Centrais sindicais, sindicatos e movimentos sociais organizaram atos, panfletagens e atividades públicas para ampliar a pressão sobre senadores e fortalecer essa reivindicação nacional.
As mobilizações ocorreram justamente durante a retomada das atividades do Congresso Nacional, estratégia adotada pelas entidades para cobrar avanço da proposta dentro do Senado Federal.
Durante as atividades, dirigentes dialogaram diretamente com trabalhadores, distribuíram materiais informativos e defenderam mais qualidade de vida, saúde, convivência familiar, lazer e formação profissional.
No Pará, registros divulgados pela Força Sindical mostram trabalhadores e dirigentes participando das ações estaduais, reforçando nacionalmente a mobilização construída pelas centrais sindicais brasileiras.
Da mesma forma, Pernambuco registrou participação na jornada nacional, com imagens reunidas pela Força Sindical mostrando a presença da mobilização no estado durante segunda-feira.
Em Recife, lideranças sindicais, parlamentares e movimentos sociais participaram do ato público, fortalecendo a cobrança pela redução da jornada e pelo encerramento da escala 6x1.
Já em Brasília, trabalhadores realizaram manifestação no Setor Bancário Norte, enquanto dirigentes defenderam que senadores avancem rapidamente na análise da reivindicação apresentada pelas centrais.
Em Porto Alegre, participantes iniciaram a mobilização na Rodoviária e caminharam até o Palácio do Comércio, levando reivindicações trabalhistas diretamente às ruas da capital gaúcha.
Enquanto isso, Teresina recebeu ato público diante da Federação das Indústrias do Estado do Piauí, reunindo sindicalistas na defesa da mudança da jornada semanal brasileira.

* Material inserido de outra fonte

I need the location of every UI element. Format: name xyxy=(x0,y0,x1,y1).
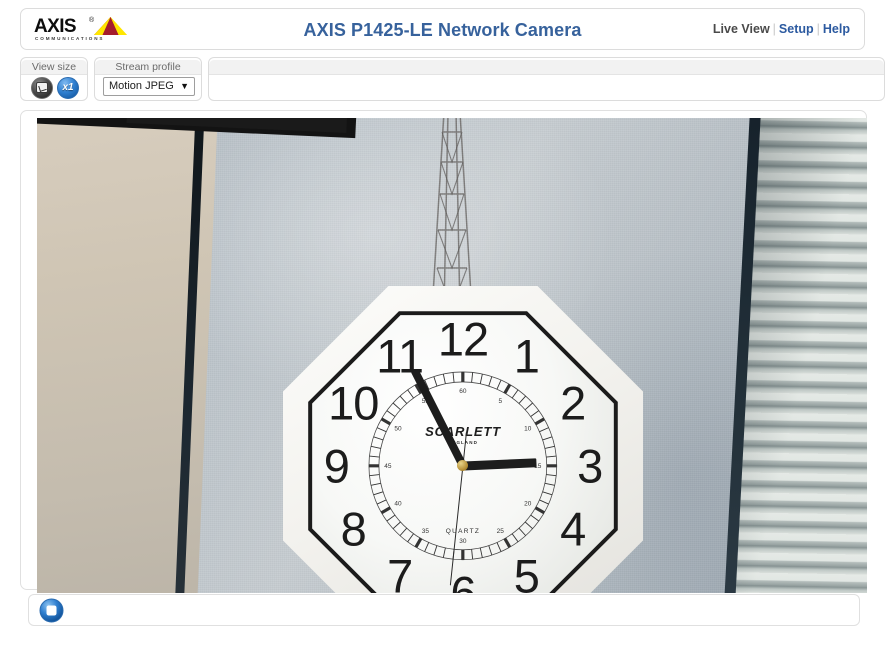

São Paulo também recebeu atividades no Largo da Concórdia, no Brás, enquanto outras mobilizações aconteceram em Mauá e Diadema, ampliando a participação dos trabalhadores paulistas.
Consequentemente, a jornada nacional fortaleceu a pressão sobre o Senado, responsável pela continuidade da tramitação após avanços obtidos anteriormente na Câmara dos Deputados pelos trabalhadores.
Além das manifestações presenciais, entidades estimularam mobilizações digitais e mensagens aos parlamentares, buscando ampliar nacionalmente a cobrança para que senadores coloquem a proposta em votação.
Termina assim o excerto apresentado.